Les péripéties de l'adoption des deux réglements sur les fonds d'investissement sont presque passées inaperçues lors d'une session dominée par la réforme de la PAC et le cadre financier pluri-annuel. Celle-ci s'est pourtant soldée par la disparition dans chacun d'eux d'un même paragraphe et pas des moindres : celui qui proposait la première définition législative des paradis fiscaux.
Dans leur mouture initiale, ces règlements ouvraient l'accès au label européen aux fonds de capital-risque ou d'entrepreneuriat social des pays tiers, mais l'interdisait à ceux basés dans un paradis fiscal. A titre de pierre de touche, ils proposaient une définition en deux points du paradis fiscal :
- un pays qui pratique l'exemption d'impôt ou l'impôt pour la forme.
- un pays qui accorde de tels avantages sans activité économique réelle ni aucune présence économique substantielle.
Lestés de cette définition, les textes des deux réglements avaient fait l'objet d'un accord signé le 28 juin dernier entre la Commission, le Parlement et le Conseil.
Coup de théâtre ! Quelques jours plus tard ce même accord est dénoncé par plusieurs pays européens. Les Pays-Bas en tête, vite ralliés par le Royaume-Uni, le Luxembourg, Malte et d'autres, dénoncent soudain une formulation juridique qui pourrait leur nuire. En tout, c'est une dizaine d'États-membres qui menacent d'opposer leur veto si le texte voté au Parlement contient cette définition.
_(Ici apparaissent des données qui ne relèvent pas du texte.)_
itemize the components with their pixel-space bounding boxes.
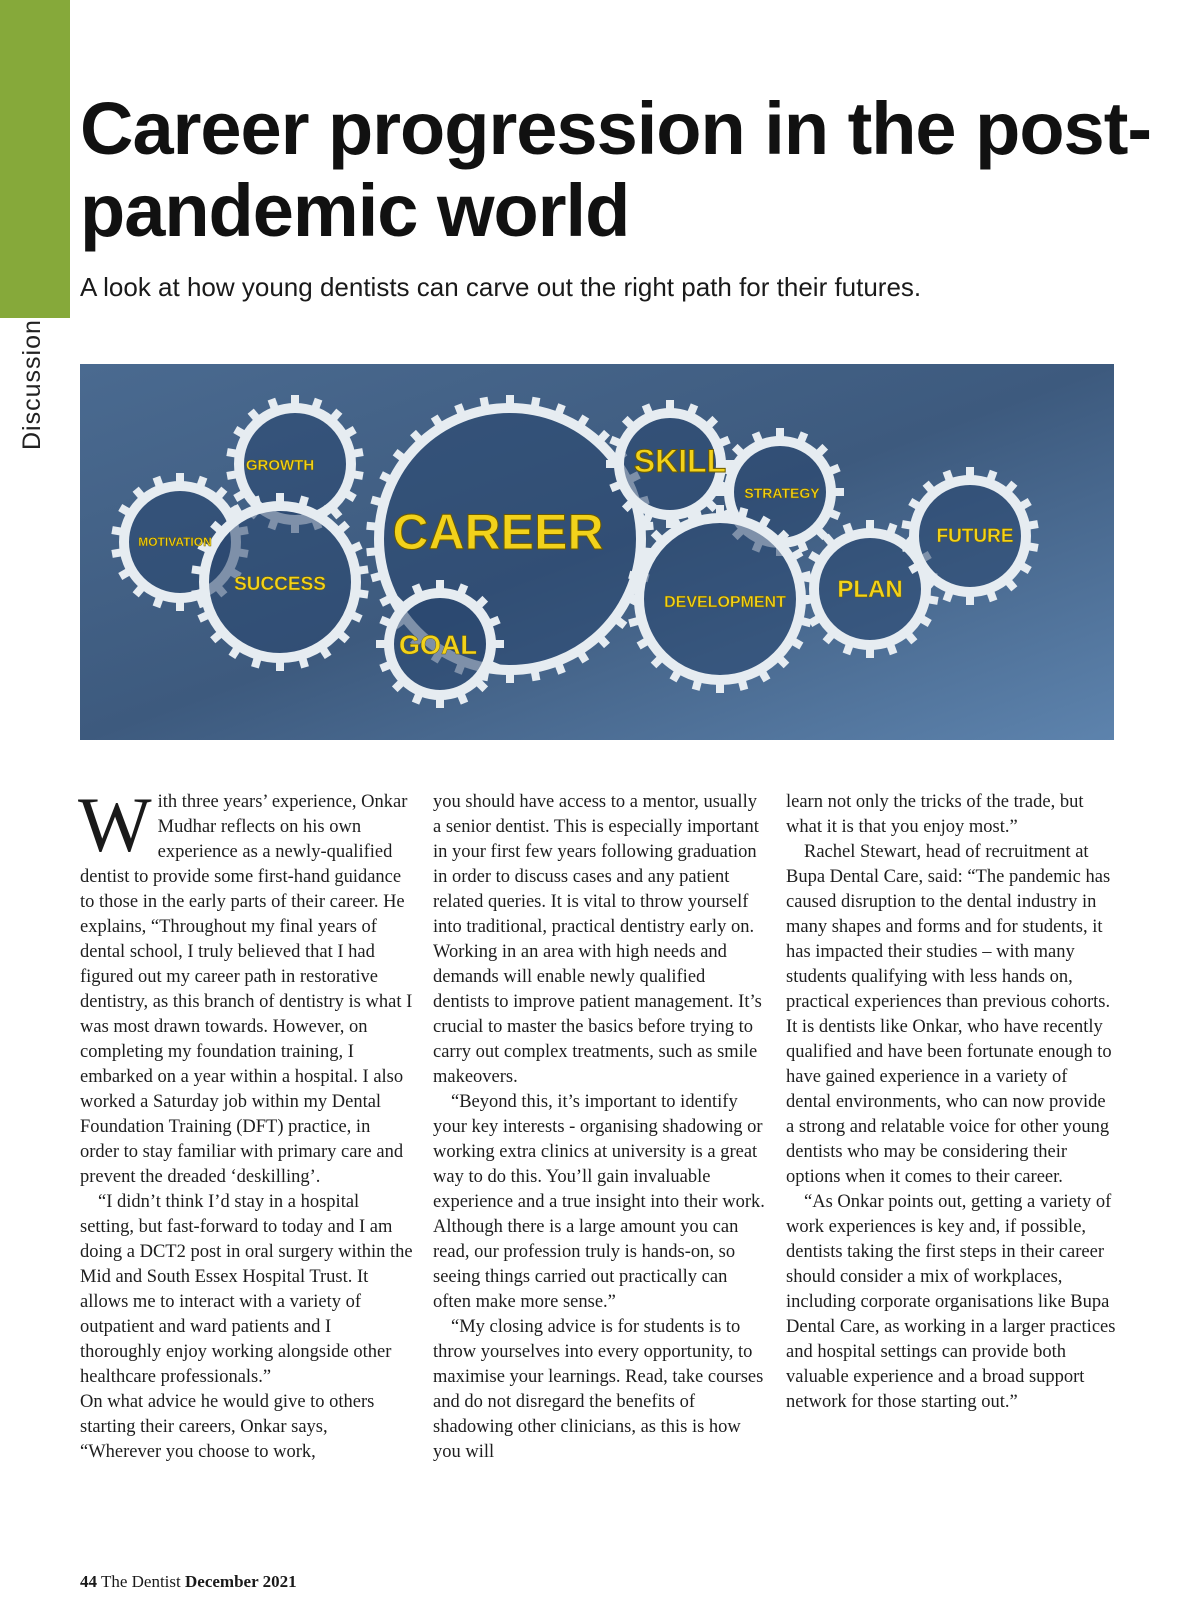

« Certains États-membres ont bien compris que cette définition pourrait conduire à les qualifier eux-mêmes de paradis fiscaux », explique Philippe Lamberts (Vert, Belgique), rapporteur du règlement sur les fonds de capital-risque.
« Le prix a payer pour que le texte passe »
Outré de cette rupture de contrat, le Parlement européen n'a pas l'intention de céder facilement et reporte son vote final, prévu le 13 septembre dernier, afin de poursuivre informellement les négociations. Au terme de six mois de palabre, il faut ben se rendre à l'évidence: le Conseil ne cèdera pas. La définition des paradis fiscaux doit sauter. C'est « le prix a payer pour que le texte passe », admet Philippe Lamberts. En contrepartie, seuls les fonds basés dans les États membres sont concernés par ces règlements. Ce qui exclut de fait tous les paradis fiscaux extérieurs à l'Union européenne.
Une petite lueur d'espoir tout de même, signale l'eurodéputé: ces deux textes devront être rééxaminés d'ici au 22 juillet 2013. Une révision qui pourrait être l' occasion de remettre sur le tapis la question des paradis fiscaux.